Morelli E, Gamerre M, Dalivoust P, Leclaire M, Ducassou M J
J Gynecol Obstet Biol Reprod (Paris). 1984;13(2):165-72.
Idiopathic thrombocytopenic purpura occurring in pregnancy has a risk for the fetus of severe thrombocytopenia. The handling of these cases obstetrically is controversial. Our experience and that derived from reading the literature suggests that counting the number of maternal platelets does not reflect on the risk for the fetus and the neonate. On the other hand it does seem that estimating the levels of circulating platelet antibodies in the maternal plasma does give an indication of platelet destruction in the fetus. Corticosteroid treatment improves greatly the number of maternal platelets and is probably good treatment for the fetus in utero.
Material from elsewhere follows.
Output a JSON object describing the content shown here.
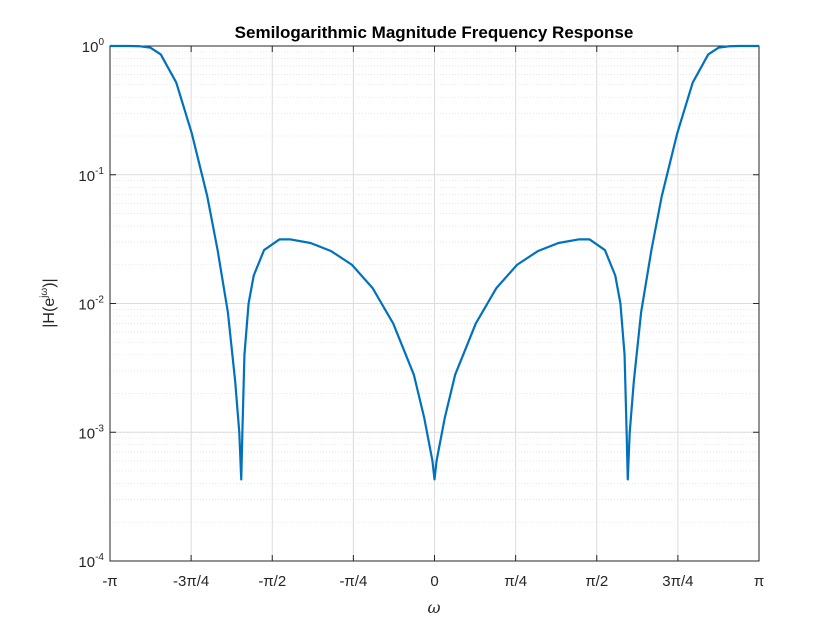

Giving gamma-globulins intravenously to the pregnant woman or to the newborn is an interesting therapeutic measure seeing how it is free of danger. How useful this treatment is in pregnancy has yet to be determined.
妊娠期间发生的特发性血小板减少性紫癜会使胎儿面临严重血小板减少的风险。产科处理这些病例存在争议。我们的经验以及从文献中获得的经验表明,计数母体血小板数量并不能反映胎儿和新生儿的风险。另一方面,估计母体血浆中循环血小板抗体的水平似乎确实能提示胎儿血小板的破坏情况。皮质类固醇治疗可显著提高母体血小板数量,可能对子宫内的胎儿是一种有效的治疗方法。鉴于静脉注射丙种球蛋白对孕妇或新生儿无危险,这是一种有趣的治疗措施。这种治疗在妊娠中的有效性还有待确定。